I want to add these doctors to this post.
I just came back from UC Davis, where I saw two doctors who know about mast cell disorders, and I know there are at least three more. I originally found them by doing a search on doctors, mastocytosis, and California. Several of these doctors participated in a paper called
Mastocytosis, the Great Masquerader (
http://www.ncbi.nlm.nih.gov/pubmed/16461996) and
Contemporary Challenges in Mastocytosis (
http://www.ncbi.nlm.nih.gov/pubmed/19639428).
I was supposed to see Dr. Eric Gershwin, who is one of the authors on these papers. For some reason, he was not in, but I saw Dr. Fatima Ali, who is an intern, and another doctor who was supervising, and only ran in briefly.
Anyway, Dr. Ali was VERY friendly, interested, and seemed quite knowledgeable. She talked to me a lot about what medications I am taking, and much more about how much I could safely take, and what concerns there might be. She went over the use of the Epipen much more thoroughly, not so much HOW, though she did do that, but also when. As I am a leaker (don't often have anaphylaxis), I have been very confused about when I should use it.
She knew about the new WHO criteria, and also about the proposed MCAD criteria, though they are not as big into the MCAD there. Doesn't mean they wouldn't treat necessarily, just they called my issue idiopathic for now. They were very emphatic that I do need treatment! Also, that even with my lower tryptase, that I need a bone marrow biopsy, as my GI biopsy shows signs, but the report was not clear enough to give an absolute diagnosis.

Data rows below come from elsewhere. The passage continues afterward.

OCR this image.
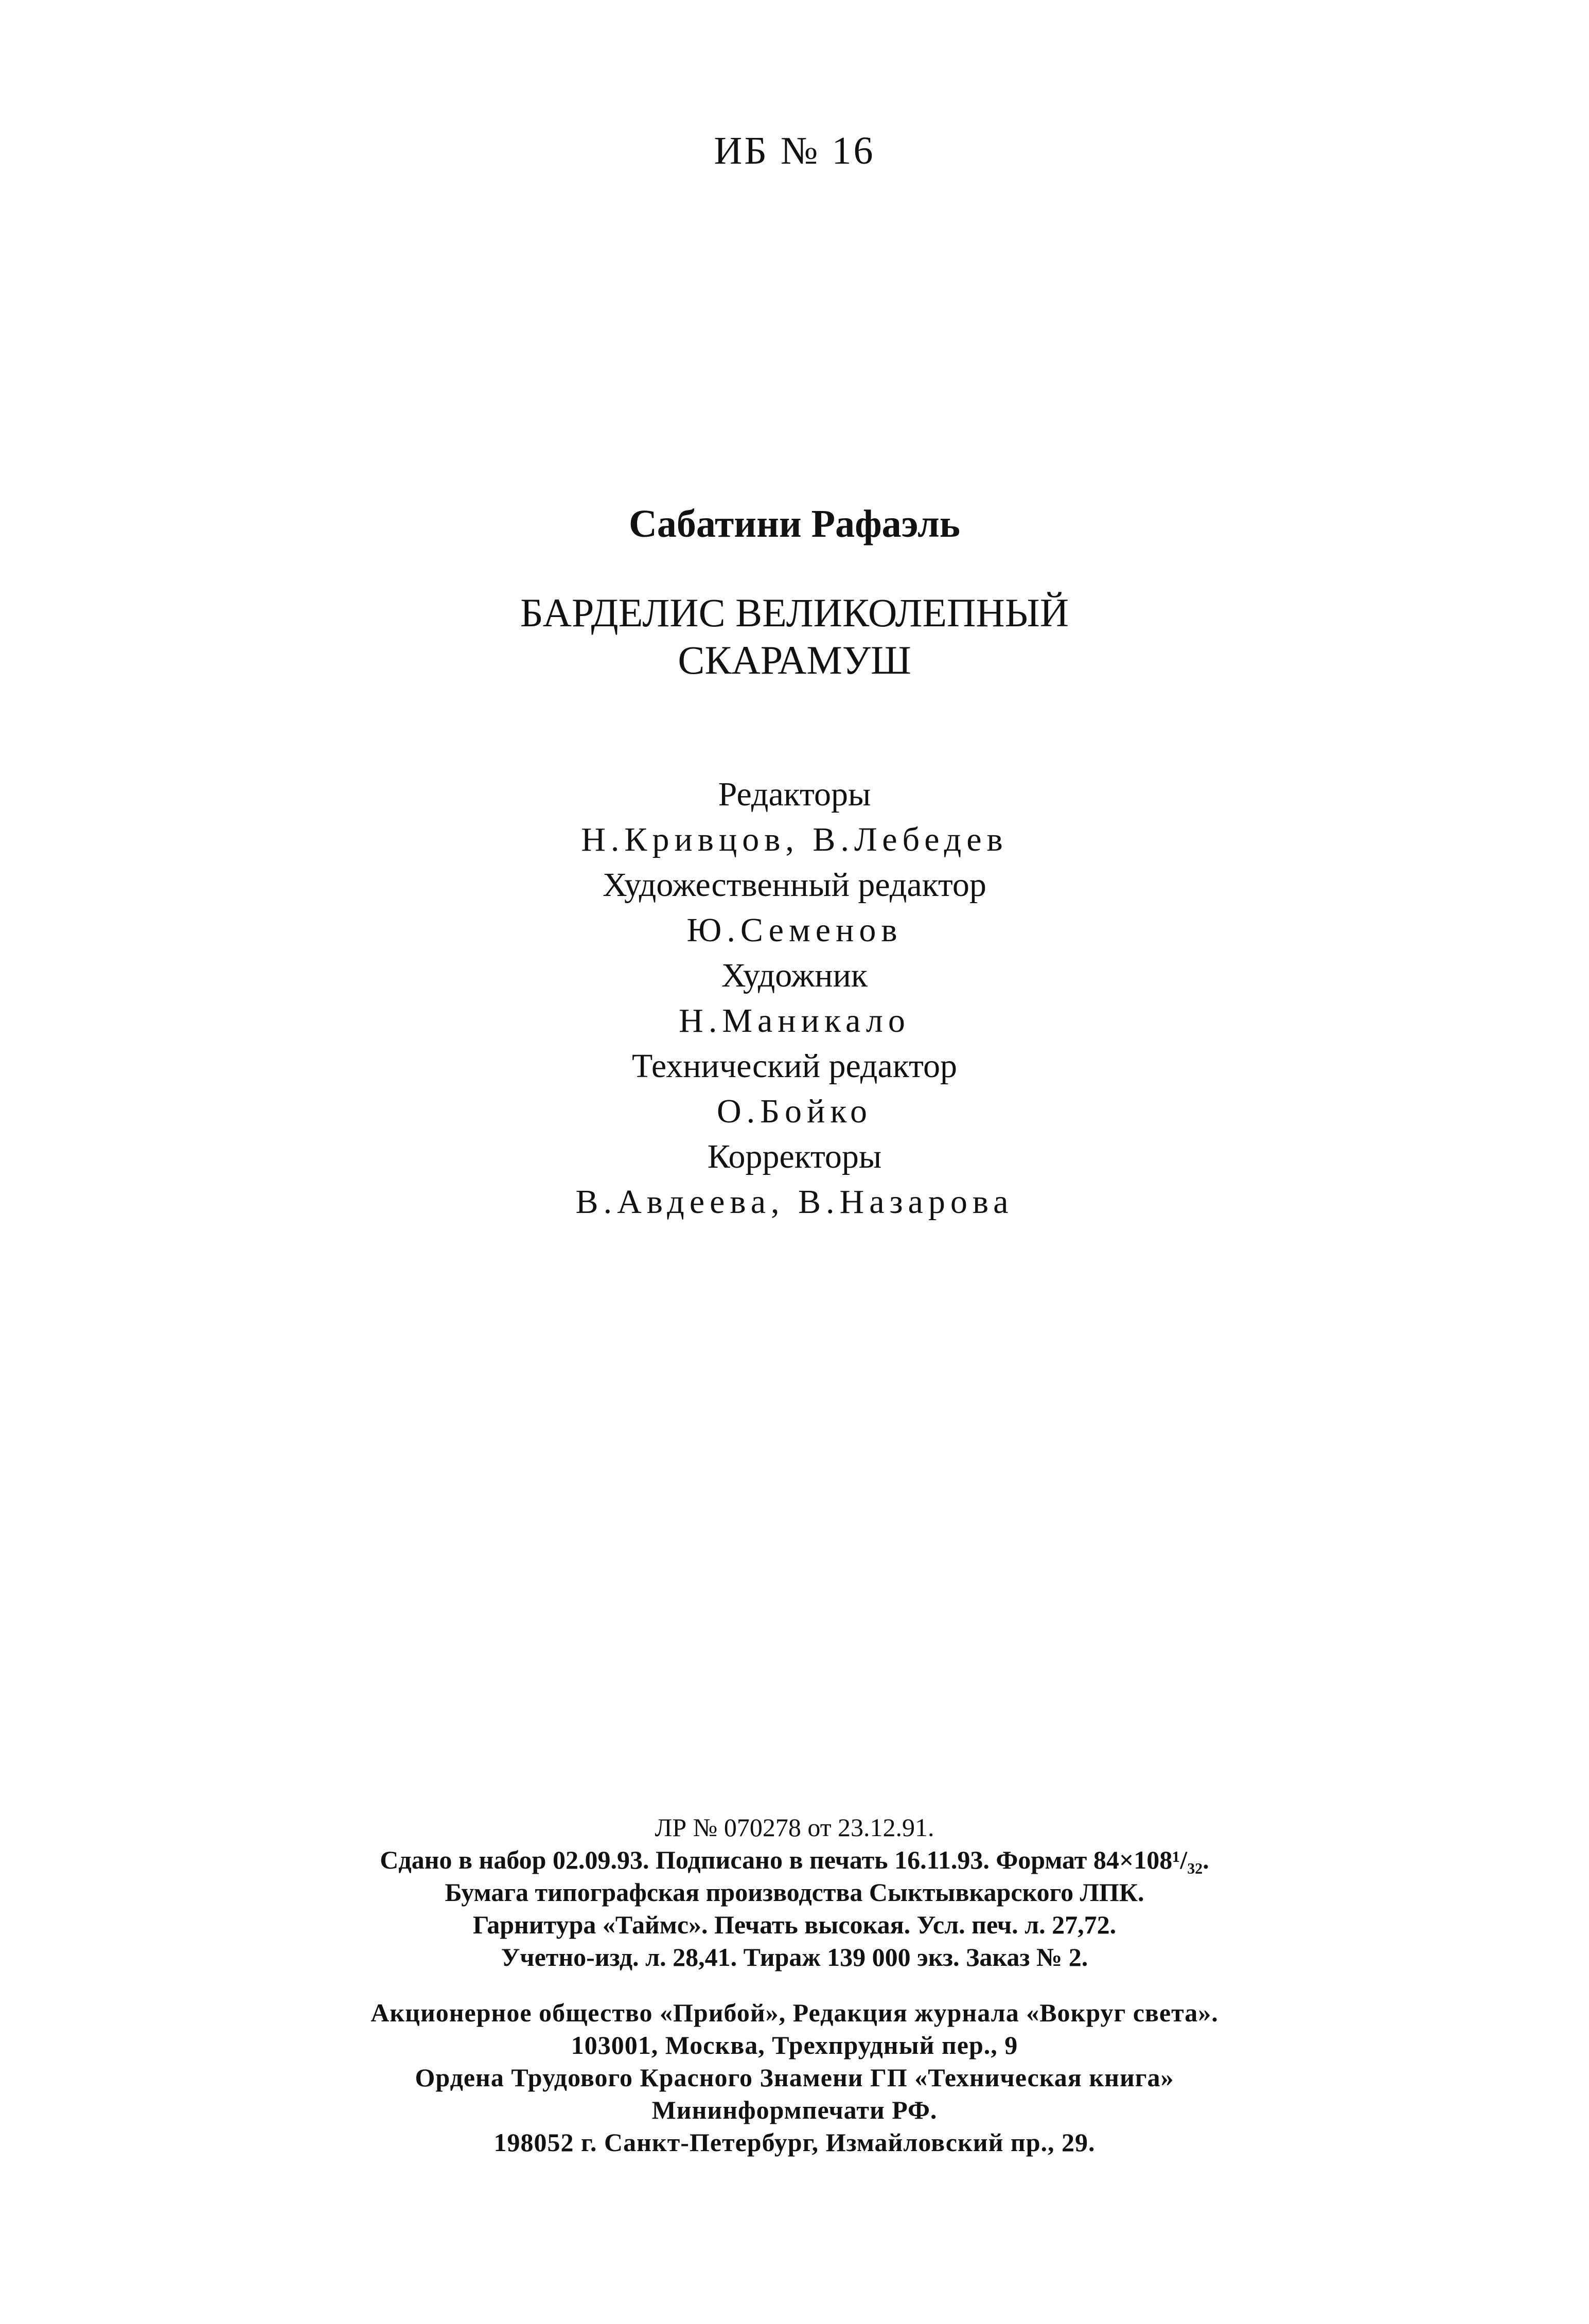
ИБ № 16
Сабатини Рафаэль
БАРДЕЛИС ВЕЛИКОЛЕПНЫЙ
СКАРАМУШ
Редакторы
Н.Кривцов, В.Лебедев
Художественный редактор
Ю.Семенов
Художник
Н.Маникало
Технический редактор
О.Бойко
Корректоры
В.Авдеева, В.Назарова
ЛР № 070278 от 23.12.91.
Сдано в набор 02.09.93. Подписано в печать 16.11.93. Формат 84×108¹/₃₂.
Бумага типографская производства Сыктывкарского ЛПК.
Гарнитура «Таймс». Печать высокая. Усл. печ. л. 27,72.
Учетно-изд. л. 28,41. Тираж 139 000 экз. Заказ № 2.
Акционерное общество «Прибой», Редакция журнала «Вокруг света».
103001, Москва, Трехпрудный пер., 9
Ордена Трудового Красного Знамени ГП «Техническая книга»
Мининформпечати РФ.
198052 г. Санкт-Петербург, Измайловский пр., 29.
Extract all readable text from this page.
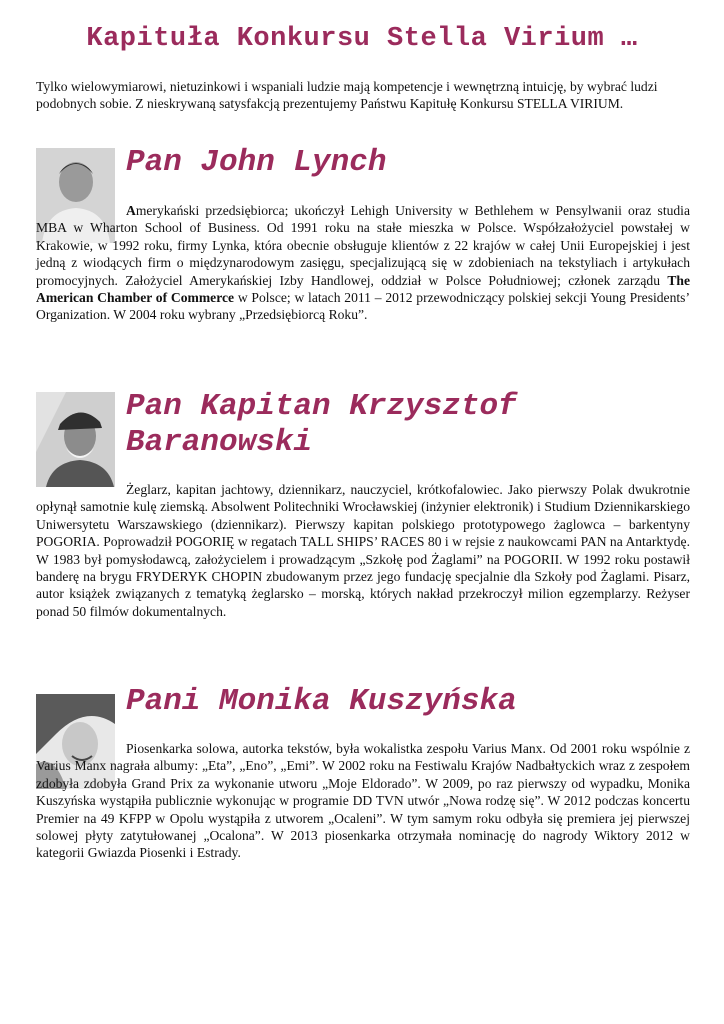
Kapituła Konkursu Stella Virium …
Tylko wielowymiarowi, nietuzinkowi i wspaniali ludzie mają kompetencje i wewnętrzną intuicję, by wybrać ludzi podobnych sobie. Z nieskrywaną satysfakcją prezentujemy Państwu Kapitułę Konkursu STELLA VIRIUM.
Pan John Lynch
Amerykański przedsiębiorca; ukończył Lehigh University w Bethlehem w Pensylwanii oraz studia MBA w Wharton School of Business. Od 1991 roku na stałe mieszka w Polsce. Współzałożyciel powstałej w Krakowie, w 1992 roku, firmy Lynka, która obecnie obsługuje klientów z 22 krajów w całej Unii Europejskiej i jest jedną z wiodących firm o międzynarodowym zasięgu, specjalizującą się w zdobieniach na tekstyliach i artykułach promocyjnych. Założyciel Amerykańskiej Izby Handlowej, oddział w Polsce Południowej; członek zarządu The American Chamber of Commerce w Polsce; w latach 2011 – 2012 przewodniczący polskiej sekcji Young Presidents’ Organization. W 2004 roku wybrany „Przedsiębiorcą Roku”.
Pan Kapitan Krzysztof Baranowski
Żeglarz, kapitan jachtowy, dziennikarz, nauczyciel, krótkofalowiec. Jako pierwszy Polak dwukrotnie opłynął samotnie kulę ziemską. Absolwent Politechniki Wrocławskiej (inżynier elektronik) i Studium Dziennikarskiego Uniwersytetu Warszawskiego (dziennikarz). Pierwszy kapitan polskiego prototypowego żaglowca – barkentyny POGORIA. Poprowadził POGORIĘ w regatach TALL SHIPS’ RACES 80 i w rejsie z naukowcami PAN na Antarktydę. W 1983 był pomysłodawcą, założycielem i prowadzącym „Szkołę pod Żaglami” na POGORII. W 1992 roku postawił banderę na brygu FRYDERYK CHOPIN zbudowanym przez jego fundację specjalnie dla Szkoły pod Żaglami. Pisarz, autor książek związanych z tematyką żeglarsko – morską, których nakład przekroczył milion egzemplarzy. Reżyser ponad 50 filmów dokumentalnych.
Pani Monika Kuszyńska
Piosenkarka solowa, autorka tekstów, była wokalistka zespołu Varius Manx. Od 2001 roku wspólnie z Varius Manx nagrała albumy: „Eta”, „Eno”, „Emi”. W 2002 roku na Festiwalu Krajów Nadbałtyckich wraz z zespołem zdobyła zdobyła Grand Prix za wykonanie utworu „Moje Eldorado”. W 2009, po raz pierwszy od wypadku, Monika Kuszyńska wystąpiła publicznie wykonując w programie DD TVN utwór „Nowa rodzę się”. W 2012 podczas koncertu Premier na 49 KFPP w Opolu wystąpiła z utworem „Ocaleni”. W tym samym roku odbyła się premiera jej pierwszej solowej płyty zatytułowanej „Ocalona”. W 2013 piosenkarka otrzymała nominację do nagrody Wiktory 2012 w kategorii Gwiazda Piosenki i Estrady.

So, the doctors at UC Davis who know enough about masto to be involved in research are
M. Eric Gershwin (
http://www.ucdmc.ucdavis.edu/referrals/specialists/biodetail.asp?bioid=297&searc... ),
Rosemary Hallet (
http://www.ucdmc.ucdavis.edu/search/faculty/biodetail.asp?bioid=881&searchtype=&... ),
Suzanne Teuber (
http://www.ucdmc.ucdavis.edu/referrals/specialists/biodetail.asp?bioid=474&searc...), and the internist I saw,
Fatima Ali (Allergy and Immunology).
The local PNW support group also gave me the name of
Natalyia Kushnir in Berkeley. (
http://www.allergynk.com/index.html ). I did write to her to ask if she knows about MCAD, after calling the clinic and talking with their reception. The receptionist told me to email the doctor, and even gave me her email, but I never heard back from her. I may try again, as she is slightly closer than UC Davis, for me.
The docs at UC suggested I find a local hematologist, and talk to them about doing the bone marrow biopsy, so I woudl not have to travel. They even think a hematologist would know enough to be able to follow my treatment. I will have to see if that is true. However, they are well set up to do the testing at UC Davis, and would have me back if that is what I choose. There is also Dr. Gotlieb at Stanford, if I got an actual diagnosis based on the bone marrow biopsy.